Javed’s marriage to Jahangir proved a disaster, and she sought a divorce after complying with his demand she give up singing. “Her marriage was on the rocks from day one,” Farhat said. “Only six months ago, she had started singing again.”
Khyber Pakhtunkhwa Information Minister Mian Iftikhar Hussain condemned her killing and ordered an inquiry. “Her killers would not remain at large for too long as the police would arrest them soon,” he said June 19.
Farhat has lodged a First Investigation Report against three persons: Jahangir, Nasir Khan and Salam Khan Afridi. “We were coming to Nishtarabad locality, where Ghazala was recording a song for a new Pashtu film,” she said. “Before going to the parlour, she went to Nishtarabad to see the arrangements.”
"The complainant Farhat Javed, sister of the deceased singer, had nominated people in the FIR, and now police have no doubt about the involvement of anyone else in the case," investigating officer Aslam Khan, an inspector at Sha Qabool Police Station, said.
Javed is best remembered for the songs “Mena Darogh De Janan Ho Lag Rasha Kana,” “Nara Nara Baran De,” and “Juda Rana Janan De.” Her latest song, “Meena Ba Kaoo Jana,” recently appeared in CD stalls. She had been planning to launch a new album.
Unlike many singers who fled the country to escape the music-hating Taliban or suffered at their hands, Javed appears to have become the victim of a failed marriage. She fled to Peshawar in 2009 as the military cracked down on the Taliban in Swat, according to Radio Free Europe/Radio Liberty.
Nisar Muhammad Khan, former director of the Pakistan Broadcasting Corporation Peshawar Centre, expressed his sorrow. “She had immense love for music,” he recalled. “She used to sing in wedding ceremonies in neighbourhoods when she was just seven.”

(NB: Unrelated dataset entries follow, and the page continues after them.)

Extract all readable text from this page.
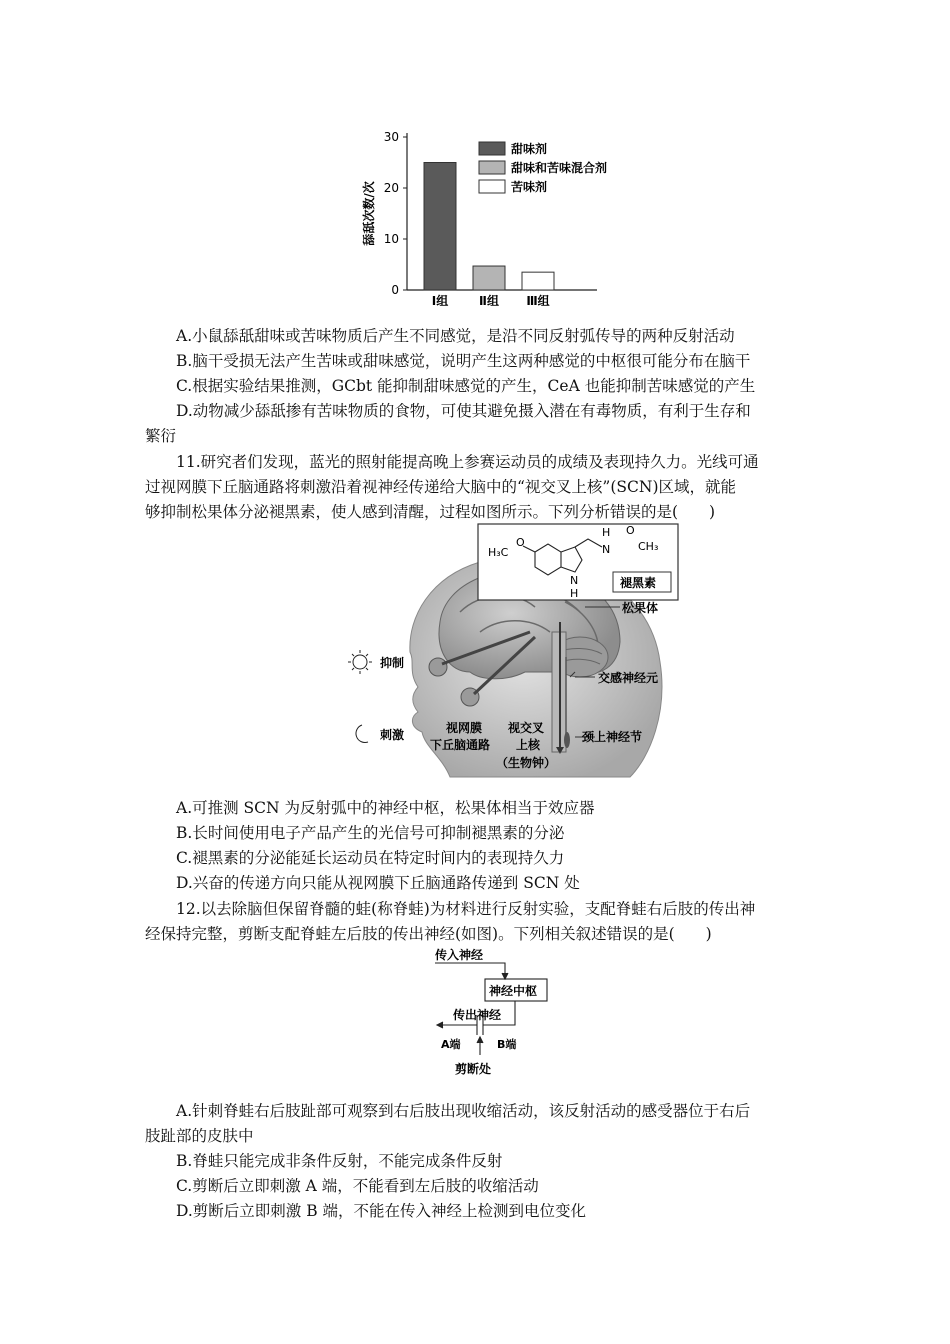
0
10
20
30
舔舐次数/次
Ⅰ组	Ⅱ组 Ⅲ组
甜味剂
甜味和苦味混合剂
苦味剂
A.小鼠舔舐甜味或苦味物质后产生不同感觉，是沿不同反射弧传导的两种反射活动
B.脑干受损无法产生苦味或甜味感觉，说明产生这两种感觉的中枢很可能分布在脑干
C.根据实验结果推测，GCbt 能抑制甜味感觉的产生，CeA 也能抑制苦味感觉的产生
D.动物减少舔舐掺有苦味物质的食物，可使其避免摄入潜在有毒物质，有利于生存和
繁衍
11.研究者们发现，蓝光的照射能提高晚上参赛运动员的成绩及表现持久力。光线可通
过视网膜下丘脑通路将刺激沿着视神经传递给大脑中的“视交叉上核”(SCN)区域，就能
够抑制松果体分泌褪黑素，使人感到清醒，过程如图所示。下列分析错误的是(　　)
H₃C
O
N
H
N
H
O
CH₃
褪黑素
松果体
抑制
刺激
交感神经元
视网膜
下丘脑通路
视交叉
上核
（生物钟）
颈上神经节
A.可推测 SCN 为反射弧中的神经中枢，松果体相当于效应器
B.长时间使用电子产品产生的光信号可抑制褪黑素的分泌
C.褪黑素的分泌能延长运动员在特定时间内的表现持久力
D.兴奋的传递方向只能从视网膜下丘脑通路传递到 SCN 处
12.以去除脑但保留脊髓的蛙(称脊蛙)为材料进行反射实验，支配脊蛙右后肢的传出神
经保持完整，剪断支配脊蛙左后肢的传出神经(如图)。下列相关叙述错误的是(　　)
传入神经
神经中枢
传出神经
A端	B端
剪断处
A.针刺脊蛙右后肢趾部可观察到右后肢出现收缩活动，该反射活动的感受器位于右后
肢趾部的皮肤中
B.脊蛙只能完成非条件反射，不能完成条件反射
C.剪断后立即刺激 A 端，不能看到左后肢的收缩活动
D.剪断后立即刺激 B 端，不能在传入神经上检测到电位变化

She deserved much appreciation for staying in Swat until 2009, even as the Taliban brutalised performers, he said. Heartbroken fans condemned her slaying and demanded immediate arrest of the culprits.

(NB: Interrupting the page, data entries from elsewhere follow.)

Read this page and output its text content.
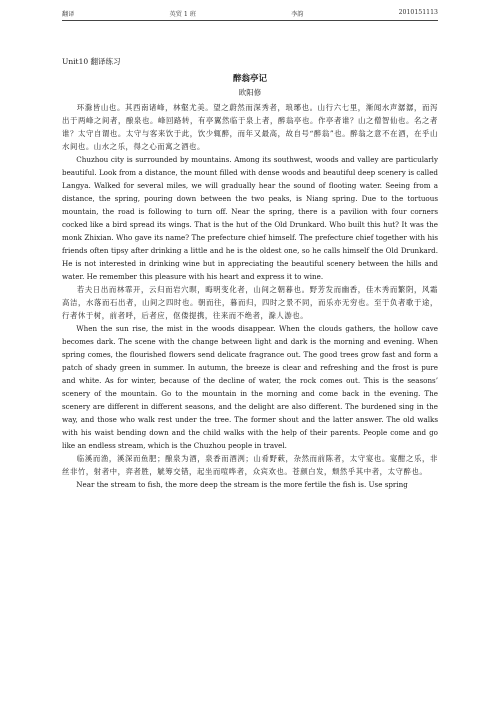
翻译	英贸 1 班	李韵	2010151113
Unit10 翻译练习
醉翁亭记
欧阳修

环滁皆山也。其西南诸峰，林壑尤美。望之蔚然而深秀者，琅琊也。山行六七里，渐闻水声潺潺，而泻出于两峰之间者，酿泉也。峰回路转，有亭翼然临于泉上者，醉翁亭也。作亭者谁？山之僧智仙也。名之者谁？太守自谓也。太守与客来饮于此，饮少辄醉，而年又最高，故自号“醉翁”也。醉翁之意不在酒，在乎山水间也。山水之乐，得之心而寓之酒也。

Chuzhou city is surrounded by mountains. Among its southwest, woods and valley are particularly beautiful. Look from a distance, the mount filled with dense woods and beautiful deep scenery is called Langya. Walked for several miles, we will gradually hear the sound of flooting water. Seeing from a distance, the spring, pouring down between the two peaks, is Niang spring. Due to the tortuous mountain, the road is following to turn off. Near the spring, there is a pavilion with four corners cocked like a bird spread its wings. That is the hut of the Old Drunkard. Who built this hut? It was the monk Zhixian. Who gave its name? The prefecture chief himself. The prefecture chief together with his friends often tipsy after drinking a little and he is the oldest one, so he calls himself the Old Drunkard. He is not interested in drinking wine but in appreciating the beautiful scenery between the hills and water. He remember this pleasure with his heart and express it to wine.

若夫日出而林霏开，云归而岩穴暝，晦明变化者，山间之朝暮也。野芳发而幽香，佳木秀而繁阴，风霜高洁，水落而石出者，山间之四时也。朝而往，暮而归，四时之景不同，而乐亦无穷也。至于负者歌于途，行者休于树，前者呼，后者应，伛偻提携，往来而不绝者，滁人游也。

When the sun rise, the mist in the woods disappear. When the clouds gathers, the hollow cave becomes dark. The scene with the change between light and dark is the morning and evening. When spring comes, the flourished flowers send delicate fragrance out. The good trees grow fast and form a patch of shady green in summer. In autumn, the breeze is clear and refreshing and the frost is pure and white. As for winter, because of the decline of water, the rock comes out. This is the seasons’ scenery of the mountain. Go to the mountain in the morning and come back in the evening. The scenery are different in different seasons, and the delight are also different. The burdened sing in the way, and those who walk rest under the tree. The former shout and the latter answer. The old walks with his waist bending down and the child walks with the help of their parents. People come and go like an endless stream, which is the Chuzhou people in travel.

临溪而渔，溪深而鱼肥；酿泉为酒，泉香而酒洌；山肴野蔌，杂然而前陈者，太守宴也。宴酣之乐，非丝非竹，射者中，弈者胜，觥筹交错，起坐而喧哗者，众宾欢也。苍颜白发，颓然乎其中者，太守醉也。

Near the stream to fish, the more deep the stream is the more fertile the fish is. Use spring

“I regularly listen to her melodious songs,” Gul Ghutai, an eighth-grade student at the University Model School, University of Peshawar, told Central Asia Online. “She sang from the heart, going straight to the listeners’ hearts and minds.” Javed had a humble character but great beauty, she added.

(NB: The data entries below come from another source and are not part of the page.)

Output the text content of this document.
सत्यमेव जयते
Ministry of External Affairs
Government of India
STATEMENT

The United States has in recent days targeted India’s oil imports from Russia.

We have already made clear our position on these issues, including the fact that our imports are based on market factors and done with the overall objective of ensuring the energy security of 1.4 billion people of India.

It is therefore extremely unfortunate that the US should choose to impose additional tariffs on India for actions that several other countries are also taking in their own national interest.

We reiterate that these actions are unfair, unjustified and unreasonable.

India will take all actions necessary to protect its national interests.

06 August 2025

Performers will not be deterred by such incidents, said Javid Babar, president of the Artists Welfare Association Zoom.
“We have been facing the wrath of the Taliban for a long time,” he said. “But we are determined to entertain people.”
“Ghazala was a huge entertainer, and she would remain alive for ever,” he said. “Not only her fair complexion but the way she sang, created thousands of fans.” In 2009, another singer, Ayman Udas, was killed in Peshawar, allegedly by her brothers because they objected to her singing career.